Why Results Worsen with CV:¶

Cross-validation involves splitting the dataset into multiple subsets and training/testing the model multiple times. This process provides a more robust evaluation by reducing the impact of the specific arrangement of the training and test set. When results worsen after applying CV, it usually indicates overfitting. Overfitting happens when a model learns the training data too well, including noise and fluctuations, thus failing to perform effectively on new, unseen data. Models like Decision Trees are particularly prone to this. The drop in performance across all models after applying CV suggests that these models, while performing well on the specific training set, are not generalizing well to new data, which is a crucial aspect of a reliable machine learning model.
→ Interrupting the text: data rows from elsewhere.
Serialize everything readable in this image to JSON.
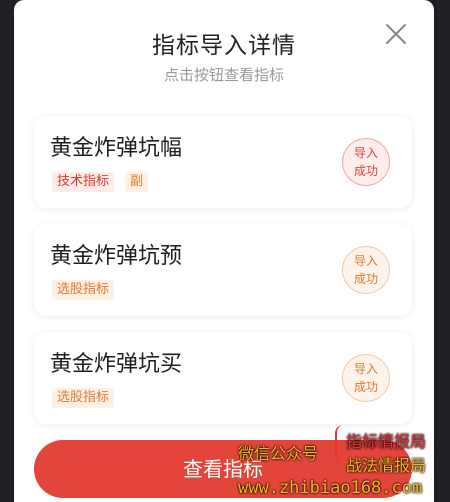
{
  "modal": {
    "title": "指标导入详情",
    "subtitle": "点击按钮查看指标"
  },
  "indicators": [
    {
      "name": "黄金炸弹坑幅",
      "tags": [
        "技术指标",
        "副"
      ],
      "status_line1": "导入",
      "status_line2": "成功",
      "status_color": "#d6453a"
    },
    {
      "name": "黄金炸弹坑预",
      "tags": [
        "选股指标"
      ],
      "status_line1": "导入",
      "status_line2": "成功",
      "status_color": "#e07a2c"
    },
    {
      "name": "黄金炸弹坑买",
      "tags": [
        "选股指标"
      ],
      "status_line1": "导入",
      "status_line2": "成功",
      "status_color": "#e07a2c"
    }
  ],
  "primary_button": "查看指标",
  "watermark": {
    "account": "微信公众号",
    "line1": "指标情报局",
    "line2": "战法情报局",
    "url": "www.zhibiao168.com"
  },
  "colors": {
    "accent": "#e3453b",
    "tag_red": "#d63a2a",
    "tag_orange": "#e07a2c"
  }
}
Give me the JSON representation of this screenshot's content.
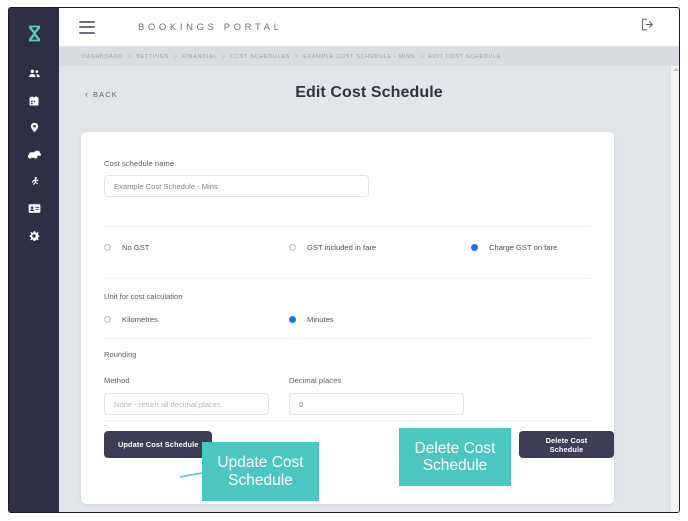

This calls for actions like parameter tuning, feature selection, or using more robust or simpler models to improve the model's ability to generalize.

Best and Worst Performers:¶

  • Best Performer: The Decision Tree and Random Forest models perform exceptionally well with nearly perfect R-squared values and very low MSE and RMSE, indicating high accuracy and great fit to the data.
  • Worst Performer: The SVM model shows the poorest performance with the highest MSE and RMSE and the lowest R-squared value, indicating a poor fit and less accurate predictions compared to the other models.

It's important to note that while the Decision Tree and Random Forest models show excellent performance on this dataset, such near-perfect results may sometimes indicate overfitting, especially in the case of Decision Trees. Additionally, the poor performance of the SVM model might be due to not tuning its hyperparameters or because SVMs often require feature scaling to perform well.


Part 7: Conclusion¶

The comparative analysis of six machine learning models has yielded a comprehensive insight into their performance on a regression task involving electoral data. The Decision Tree and Random Forest models emerged as top performers, boasting near-perfect R-squared values, and minimal MSE and RMSE, thereby demonstrating a high accuracy and an exceptional fit to the data. Conversely, the Support Vector Machine (SVM) lagged significantly behind its counterparts, recording the highest error metrics and the lowest R-squared value, thus reflecting its poor fit and predictive accuracy for the given task.

Recommendations

Based on the model evaluations, the following recommendations are proposed:

  1. Model Selection: For similar regression tasks, particularly involving electoral data, priority should be given to ensemble methods like Random Forest due to their robustness and predictive power.
  2. Model Tuning: The SVM model requires meticulous tuning of hyperparameters, possibly through methods like grid search and randomized search, as well as feature scaling to enhance its performance.
  3. Overfitting Caution: The near-perfect results of the Decision Tree model necessitate further investigation to rule out overfitting. Techniques such as cross-validation, pruning, or the incorporation of complexity penalties during the learning process could be beneficial.

Future Work

The scope for future work entails several avenues for exploration to solidify the findings of this project:

  1. Cross-Validation: Implementing k-fold cross-validation to ensure that the model's performance is consistent across different subsets of the dataset.
  2. Feature Engineering: Experimentation with additional feature engineering techniques could unearth more nuanced relationships within the data, potentially improving model performance.
  3. Model Ensembles: Exploring advanced ensemble techniques like stacking or blending could leverage the strengths of individual models to achieve superior predictive performance.
  4. Hyperparameter Optimization: Systematic hyperparameter optimization for all models, particularly SVM, could be instrumental in unlocking better model configurations and results.
  5. Temporal Analysis: Given the dataset's real-time nature, investigating time series analysis could yield interesting temporal dynamics influencing the election outcomes.

By addressing these recommendations and future work directions, the project can serve as a stepping stone towards more nuanced models that offer both precision and generalizability in the field of electoral prediction.